Robust Autonomous Generation of Definitive Hematopoietic Stem Cells from Pre-Circulation Murine Embryos

Introduction:

The ontogeny of mammalian hematopoiesis is organized in at least three embryonic hematopoietic waves. The first wave is characterized by the generation of primitive erythrocytes emerging from the yolk sac (YS); a second one produces bipotent erythro-myeloid progenitors also in the YS. Finally, multipotent definitive Hematopoietic Stem and Progenitor Cells (HSPCs) with the ability to reconstitute all mature adult blood lineages and sustain life long hematopoiesis emerge from a subset of endothelial cells named hemogenic endothelium (HE). The embryonic anatomical site of origin of these HSPCs is still under debate in the field. An intra-embryonic origin is well accepted, which primarily encompasses the Aorta-Gonad-Mesonephros region (AGM) and umbilical and vitelline arteries. In contrast, a YS contribution to adult hematopoiesis remains controversial. The same developmental origin ( e.g. endothelial cells with a mesodermal ancestor) makes it difficult to identify specific markers to discern between an AGM- vs. YS-origin using a lineage trace approach. This together with the highly migratory nature of blood cells and the inability of cells isolated from pre-circulatory embryos to robustly engraft in transplantation assays, even after ex vivo culture, has precluded scientists from properly answering these questions. For example, cultured YS and para-aortic splanchnopleura (PSP, the precursor of the AGM) dissected from embryos prior to the onset of circulation resulted in the generation of HSPCs with multilineage engraftment potential only from the embryonic PSP and not the YS (Cumano A. et al., Immunity 2002). However, blood chimerism was low (<5%) and engraftment was achieved only after transplantation into severely immuno-compromised mice ( i.e. Rag2gc^-/-). This low engraftment baseline makes difficult any comparison between intraembryonic tissues (IET) and Yolk Sac because a smaller frequency of YS-derived transplantable HSPCs would be difficult to detect, yielding a false negative result.

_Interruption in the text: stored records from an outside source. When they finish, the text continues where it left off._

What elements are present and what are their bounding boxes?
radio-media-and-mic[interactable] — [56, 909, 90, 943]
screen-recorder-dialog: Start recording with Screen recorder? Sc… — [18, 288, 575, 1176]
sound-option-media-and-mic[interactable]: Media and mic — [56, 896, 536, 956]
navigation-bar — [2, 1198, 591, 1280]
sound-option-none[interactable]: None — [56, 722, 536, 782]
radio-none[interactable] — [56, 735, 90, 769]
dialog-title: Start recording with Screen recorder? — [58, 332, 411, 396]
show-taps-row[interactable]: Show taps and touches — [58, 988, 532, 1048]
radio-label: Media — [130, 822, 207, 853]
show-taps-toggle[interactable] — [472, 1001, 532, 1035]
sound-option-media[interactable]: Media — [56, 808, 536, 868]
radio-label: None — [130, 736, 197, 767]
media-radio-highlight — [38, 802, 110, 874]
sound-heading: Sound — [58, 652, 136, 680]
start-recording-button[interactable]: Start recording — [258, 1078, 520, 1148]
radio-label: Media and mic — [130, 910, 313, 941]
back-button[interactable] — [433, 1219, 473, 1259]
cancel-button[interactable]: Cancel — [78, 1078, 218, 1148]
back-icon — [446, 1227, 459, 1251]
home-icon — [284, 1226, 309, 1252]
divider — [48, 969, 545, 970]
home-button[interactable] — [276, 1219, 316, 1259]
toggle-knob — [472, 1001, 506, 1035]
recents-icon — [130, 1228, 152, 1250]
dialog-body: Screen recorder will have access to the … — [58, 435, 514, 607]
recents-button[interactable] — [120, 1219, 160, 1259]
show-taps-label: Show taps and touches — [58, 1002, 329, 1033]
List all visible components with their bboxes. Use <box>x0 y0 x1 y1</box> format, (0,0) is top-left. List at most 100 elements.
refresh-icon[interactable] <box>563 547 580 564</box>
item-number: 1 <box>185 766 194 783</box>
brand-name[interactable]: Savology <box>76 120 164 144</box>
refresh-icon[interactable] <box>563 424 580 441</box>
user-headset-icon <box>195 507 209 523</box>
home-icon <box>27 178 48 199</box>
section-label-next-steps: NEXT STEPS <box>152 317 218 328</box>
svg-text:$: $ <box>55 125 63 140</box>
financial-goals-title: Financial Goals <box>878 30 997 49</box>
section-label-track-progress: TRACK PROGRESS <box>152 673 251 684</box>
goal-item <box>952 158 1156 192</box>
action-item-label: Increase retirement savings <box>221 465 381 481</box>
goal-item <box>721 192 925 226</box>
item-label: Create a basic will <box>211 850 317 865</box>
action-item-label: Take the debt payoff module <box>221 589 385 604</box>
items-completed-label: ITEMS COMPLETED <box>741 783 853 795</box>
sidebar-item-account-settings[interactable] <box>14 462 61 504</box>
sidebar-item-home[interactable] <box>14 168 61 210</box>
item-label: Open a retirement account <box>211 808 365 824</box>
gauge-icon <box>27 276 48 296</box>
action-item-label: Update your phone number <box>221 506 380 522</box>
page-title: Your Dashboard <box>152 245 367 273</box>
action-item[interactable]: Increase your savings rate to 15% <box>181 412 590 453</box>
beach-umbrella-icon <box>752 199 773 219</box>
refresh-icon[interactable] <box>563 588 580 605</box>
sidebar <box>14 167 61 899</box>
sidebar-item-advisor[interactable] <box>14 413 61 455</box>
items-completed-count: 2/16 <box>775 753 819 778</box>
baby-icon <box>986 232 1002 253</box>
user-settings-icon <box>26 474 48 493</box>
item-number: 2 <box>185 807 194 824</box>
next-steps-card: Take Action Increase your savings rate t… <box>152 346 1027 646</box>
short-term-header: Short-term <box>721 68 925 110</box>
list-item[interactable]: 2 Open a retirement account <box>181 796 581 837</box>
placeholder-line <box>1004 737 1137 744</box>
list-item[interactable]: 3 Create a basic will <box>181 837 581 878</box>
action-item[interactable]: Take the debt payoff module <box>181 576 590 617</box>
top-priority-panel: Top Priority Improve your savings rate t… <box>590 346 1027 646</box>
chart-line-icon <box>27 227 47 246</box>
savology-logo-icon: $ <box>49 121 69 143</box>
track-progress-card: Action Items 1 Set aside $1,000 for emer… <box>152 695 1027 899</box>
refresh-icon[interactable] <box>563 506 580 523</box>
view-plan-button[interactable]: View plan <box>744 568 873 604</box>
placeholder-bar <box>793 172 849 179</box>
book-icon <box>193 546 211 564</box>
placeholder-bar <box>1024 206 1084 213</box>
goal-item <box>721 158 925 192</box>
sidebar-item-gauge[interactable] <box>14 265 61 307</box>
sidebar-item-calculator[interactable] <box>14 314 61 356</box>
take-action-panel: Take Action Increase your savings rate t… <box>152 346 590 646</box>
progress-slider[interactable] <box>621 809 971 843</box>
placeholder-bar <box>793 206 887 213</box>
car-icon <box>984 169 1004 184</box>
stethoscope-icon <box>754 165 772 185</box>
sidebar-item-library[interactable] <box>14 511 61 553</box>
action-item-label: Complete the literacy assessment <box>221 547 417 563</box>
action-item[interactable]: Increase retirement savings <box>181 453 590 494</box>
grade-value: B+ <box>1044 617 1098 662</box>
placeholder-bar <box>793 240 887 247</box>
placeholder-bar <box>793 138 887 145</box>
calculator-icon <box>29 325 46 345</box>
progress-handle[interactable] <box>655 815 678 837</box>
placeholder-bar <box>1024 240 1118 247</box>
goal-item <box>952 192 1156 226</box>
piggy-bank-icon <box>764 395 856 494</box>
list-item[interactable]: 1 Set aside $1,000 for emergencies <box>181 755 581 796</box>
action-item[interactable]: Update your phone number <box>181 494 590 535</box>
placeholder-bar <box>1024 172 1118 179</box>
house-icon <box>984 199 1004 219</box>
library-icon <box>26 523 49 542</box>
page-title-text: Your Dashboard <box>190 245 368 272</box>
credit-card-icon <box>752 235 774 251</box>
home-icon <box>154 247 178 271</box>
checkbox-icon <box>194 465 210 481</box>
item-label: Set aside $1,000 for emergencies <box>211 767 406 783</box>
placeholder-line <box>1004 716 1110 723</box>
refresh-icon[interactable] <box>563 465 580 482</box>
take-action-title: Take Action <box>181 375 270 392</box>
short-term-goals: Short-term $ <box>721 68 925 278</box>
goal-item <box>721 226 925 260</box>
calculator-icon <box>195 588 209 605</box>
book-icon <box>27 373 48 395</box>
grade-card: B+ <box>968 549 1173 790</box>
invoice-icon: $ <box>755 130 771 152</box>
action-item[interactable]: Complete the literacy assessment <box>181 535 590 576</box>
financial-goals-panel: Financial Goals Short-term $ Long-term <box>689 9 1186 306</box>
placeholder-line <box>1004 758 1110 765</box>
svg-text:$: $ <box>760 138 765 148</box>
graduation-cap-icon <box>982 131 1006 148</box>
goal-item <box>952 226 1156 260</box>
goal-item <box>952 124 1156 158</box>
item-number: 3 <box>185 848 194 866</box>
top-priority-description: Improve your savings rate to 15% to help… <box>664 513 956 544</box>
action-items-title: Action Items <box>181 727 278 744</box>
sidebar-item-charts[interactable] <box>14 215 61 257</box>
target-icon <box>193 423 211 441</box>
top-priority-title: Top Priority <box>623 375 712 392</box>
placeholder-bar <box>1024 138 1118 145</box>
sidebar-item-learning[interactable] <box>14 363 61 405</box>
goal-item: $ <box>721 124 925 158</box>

Thus, here we sought to interrogate if we could generate robust engraftment from pre-circulation embryos that would allow to rigorously compare the ability to derive definitive HSC in the IET and YS.

Results:

We have established ex vivo culture conditions to allow for the derivation of robust multi-lineage engraftment activity from pre-circulation murine embryos. CD45.2+ embryos at the 2-3 somite pairs (s.p.) stage and 5-7 s.p. embryos were dissected from their YS, cultured as explants in our optimized conditions and transplanted into lethally irradiated CD45.1+/CD45.2+ recipients. Here, we observed multilineage reconstitution of the peripheral blood (PB) for >16 weeks post-transplant in 5/7 and 9/11 recipients, respectively. Moreover these cells were serially transplantable, confirming the generation of self-renewing HSCs. In primary recipients, PB chimerism was >50% in 8/18 total recipients. This robust PB chimerism allowed us to rigorously interrogate the corresponding CD45.2+ YS (cultured under the same conditions). In these transplants, we observed PB engraftment in 0/7 and 0/11 recipients of cells isolated from 2-3 s.p. and 5-7 s.p. cultured YSs, respectively. These data suggest that either YS do not autonomously generate HSPCs or that they can not support their maturation ex vivo . Moreover we found that the engraftment ability from the IET is confined to an emerging CD31⁺CD45⁺c-Kit⁺CD41^- population. Importantly, this population also develops in the YS explants, but lacks engraftment ability. We have repeated these studies with cultured 19-22 s.p. embryos and YSs, a post-circulation time point and still observed a failure of YS-derived cells to engraft irradiated recipients (0/9) while embryo-derived cells (9/9) engraft robustly. These data suggest that YS likely cannot support the maturation of HSPCs that might have migrated from other sites. Only when we transplanted 32-36 s.p. or 46-47 s.p. YS-derived cells we observed robust PB engraftment under our culture conditions (3/7 and 4/6 recipients engrafted, respectively).

Conclusions:

We observed robust generation of HSCs with long-term and serially transplantable multilineage potential from pre-circulation murine embryos. Our study demonstrates that the YS is not able to support the maturation of HSPCs. Further studies would be required to determine if the YS is an actual source of HSPCs.